To lockdown or not to lockdown?

Australia does not have a national strategy to deal with hotel quarantine breaches and consequent outbreaks. 

Queensland Premier Annastacia Palaszczuk tends to impose snap lockdowns as soon as a positive case is identified in the community, then calls for the number of international arrivals to be “cut right down”.

Victoria has gone repeatedly through extended lockdowns, while NSW Premier Gladys Bereijiklian is so reluctant to impose lockdowns that when she must enforce them, she calls them “stay-at-home orders”. She says NSW contact tracers are “the best in the world” in keeping up with the virus. Until they don’t.

When the Sydney limo driver who carried international aircrews tested positive with the new highly contagious Delta variant of SARS-CoV2, concerns immediately arose. 

When positive COVID-19 cases began to appear across Sydney in the following days, a heated debate ensued among experts. Some called for a go-fast, go-hard approach. Others were more confident a lockdown could be avoided.

“Every outbreak is different,” says Professor Catherine Bennett, chair in epidemiology at Deakin University. “But we’ve got the data, particularly from the last set of outbreaks in Melbourne, from which we could map out what-if scenarios.”

What if that person was more infectious? What if it was Kappa rather than Delta? Could we have managed the outbreak without lockdown? Which elements of the lockdown work and which don’t make much of a difference?

“[States have] got really rich and good data now,” says Bennett. “We need them to be doing that work and report on that work so that we can have confidence that what we are asking [the community] to do is informed by exactly what we know about how these variants move through our community, and how our community moves itself.”

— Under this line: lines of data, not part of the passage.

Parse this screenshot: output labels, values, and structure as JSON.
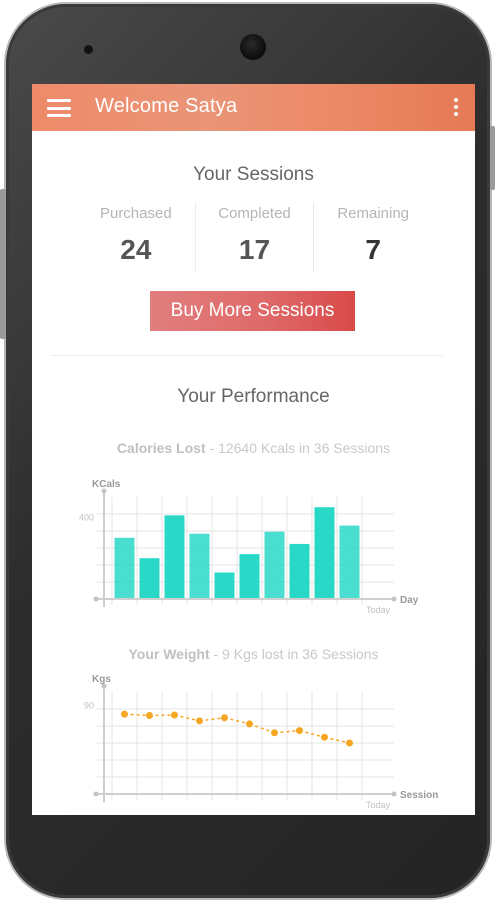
{
  "app": {
    "title": "Welcome Satya"
  },
  "sessions": {
    "title": "Your Sessions",
    "stats": [
      {
        "label": "Purchased",
        "value": "24"
      },
      {
        "label": "Completed",
        "value": "17"
      },
      {
        "label": "Remaining",
        "value": "7"
      }
    ],
    "buy_button": "Buy More Sessions"
  },
  "performance": {
    "title": "Your Performance"
  },
  "colors": {
    "accent": "#ee8a69",
    "bars": "#2ad8c8",
    "line": "#f5a623",
    "button": "#df6a6a"
  },
  "chart_data": [
    {
      "type": "bar",
      "title_bold": "Calories Lost",
      "title_rest": " - 12640 Kcals in 36 Sessions",
      "xlabel": "Day",
      "ylabel": "KCals",
      "ytick": "400",
      "x_end_label": "Today",
      "ylim": [
        0,
        500
      ],
      "values": [
        300,
        200,
        410,
        320,
        130,
        220,
        330,
        270,
        450,
        360
      ]
    },
    {
      "type": "line",
      "title_bold": "Your Weight",
      "title_rest": " - 9 Kgs lost in 36 Sessions",
      "xlabel": "Session",
      "ylabel": "Kgs",
      "ytick": "90",
      "x_end_label": "Today",
      "ylim": [
        70,
        93
      ],
      "values": [
        88,
        87.7,
        87.8,
        86.5,
        87.2,
        85.8,
        83.8,
        84.3,
        82.8,
        81.5
      ]
    }
  ]
}
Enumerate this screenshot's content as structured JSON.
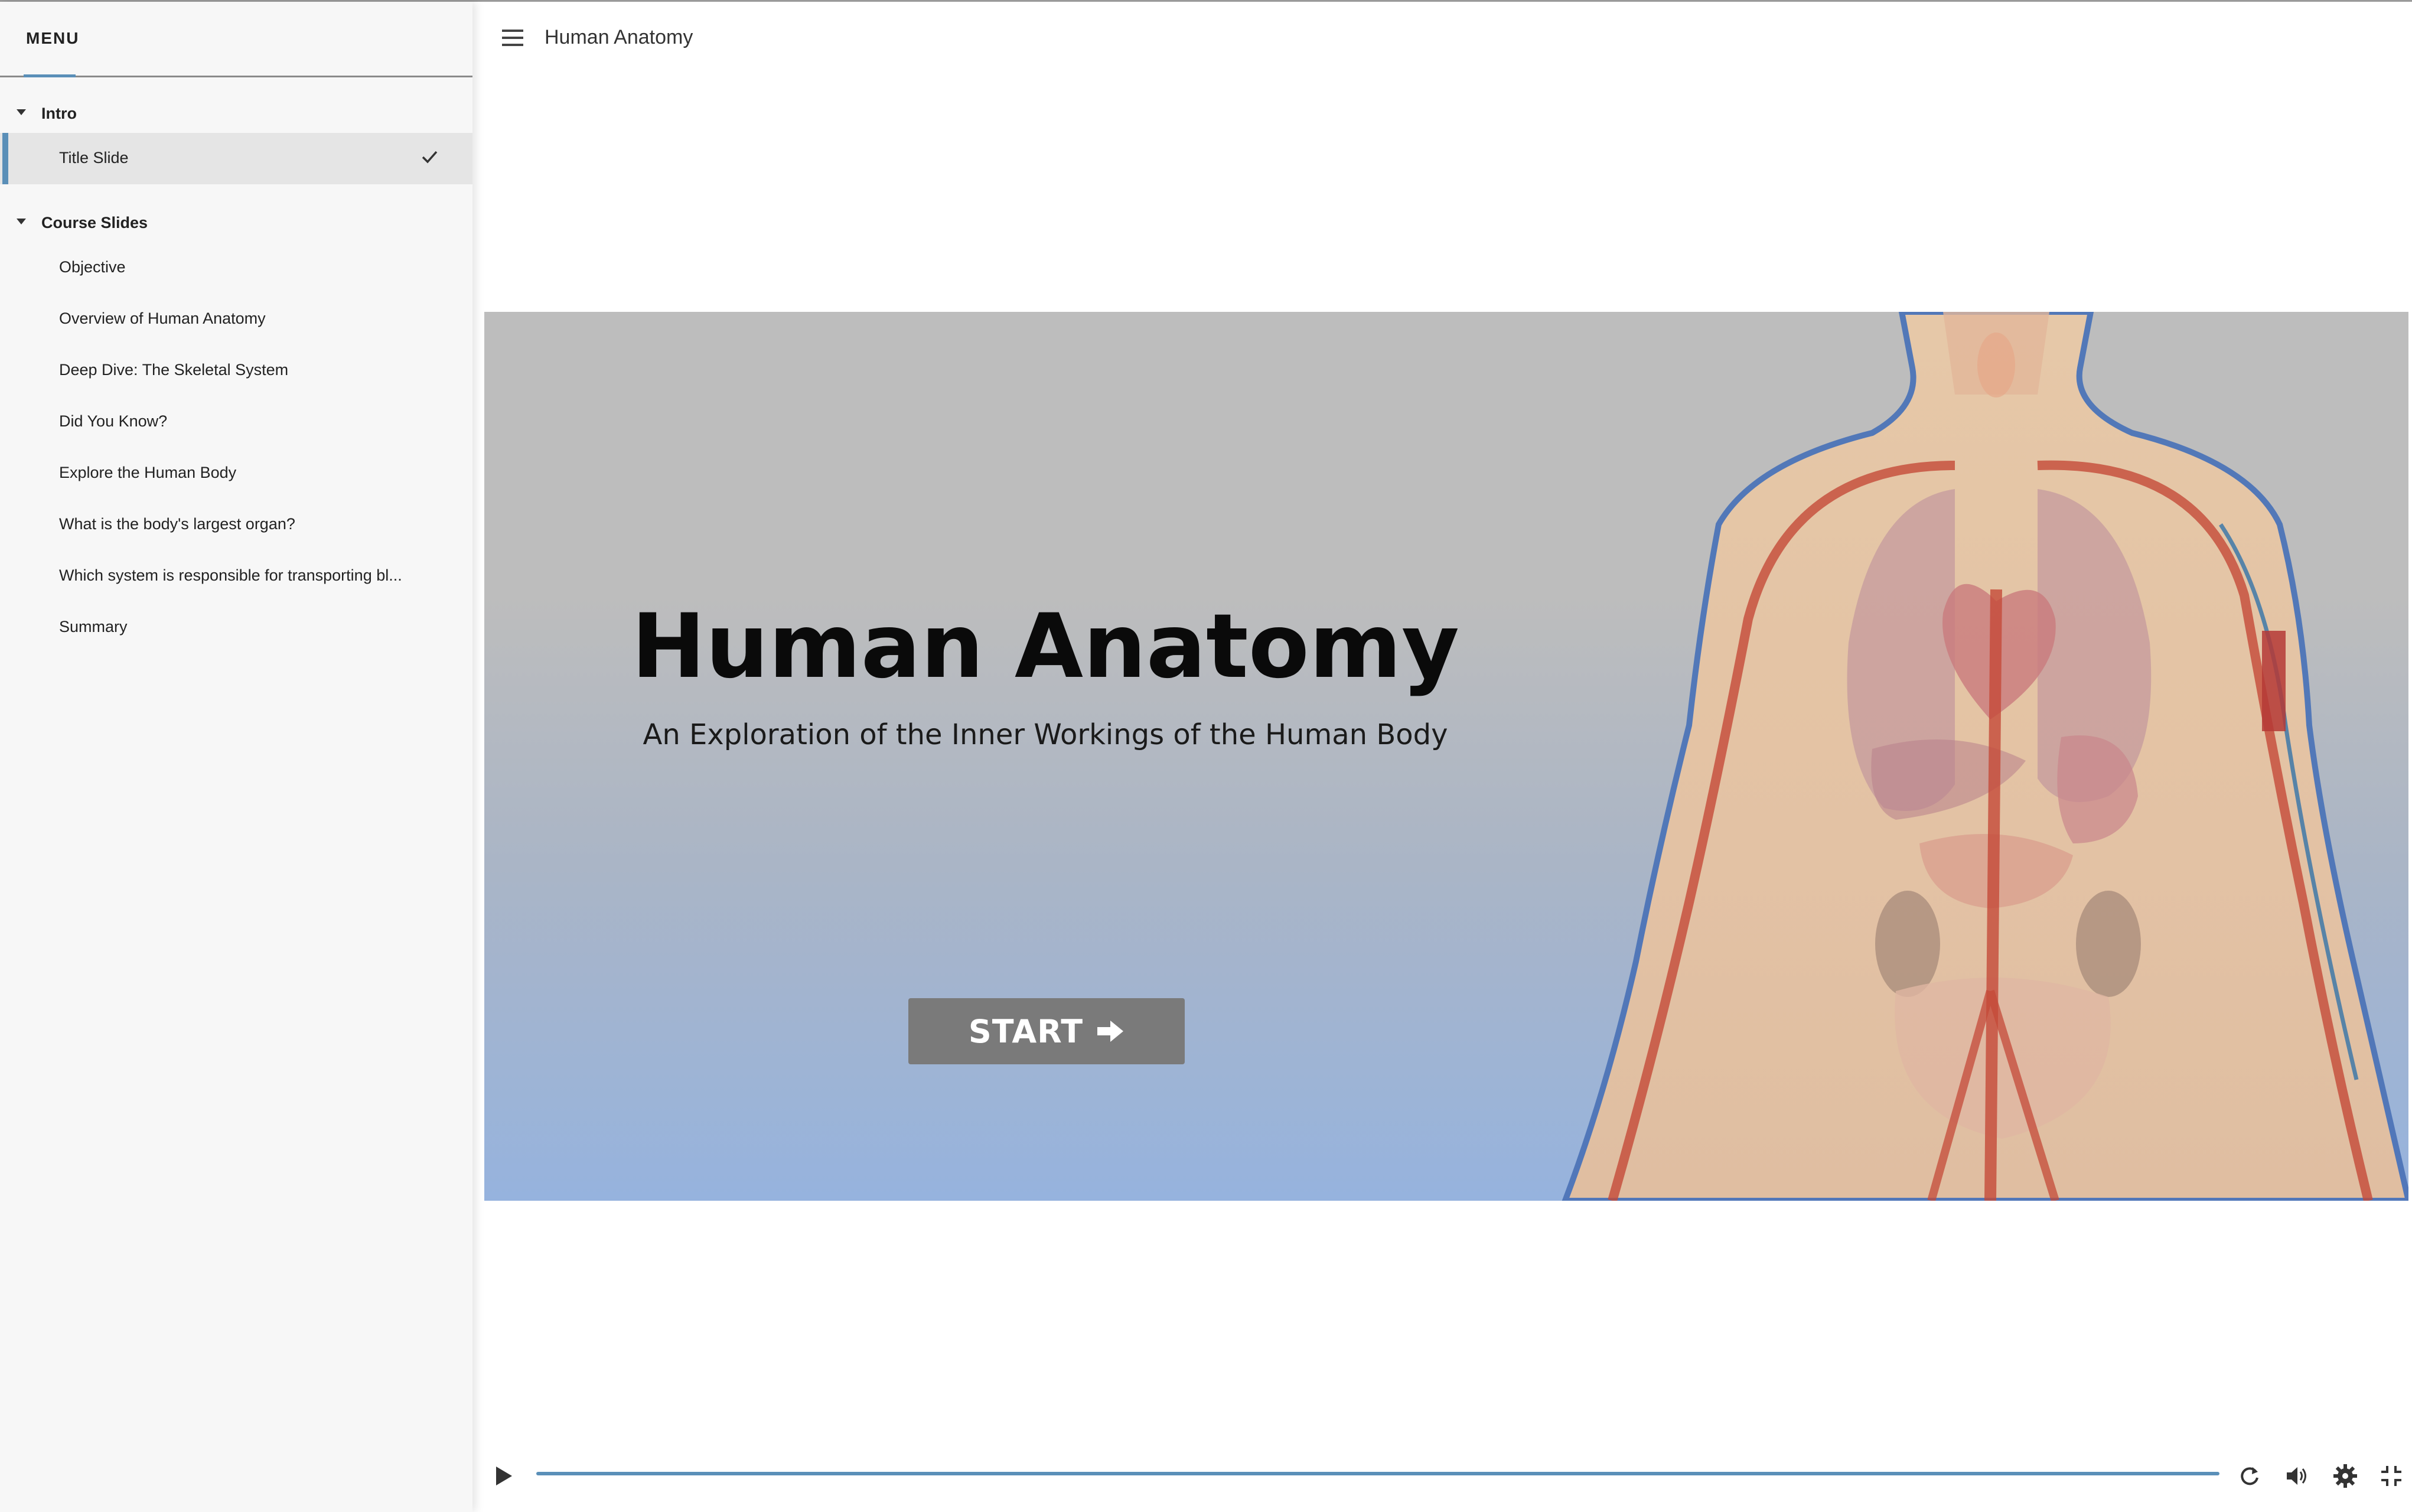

Bennett says that 18 months into the pandemic, that data could be extremely useful in evaluating the states’ outbreak responses and identifying which restrictions drive cases back to zero. “We just keep applying this whole package of serious restrictions with punishment linked to it, without a formal evaluation,” she says.

Professor Mary-Louise McLaws, an epidemiologist at the University of New South Wales and advisor to the World Health Organization, agrees. “There’s very little transparency of any data in Australia,” she says.

Imposing restrictions, she says, is not just a matter of mathematical modelling or looking at case numbers. It’s an outbreak management process that is based on the evidence of the gathered data.

“We need to evaluate lockdowns not with theoretical modelling, but with the actual data,” says Bennett. “Maybe we can just put those bits that work in place, and take some of the other bits that cause additional anxiety but don’t add anything epidemiologically out.”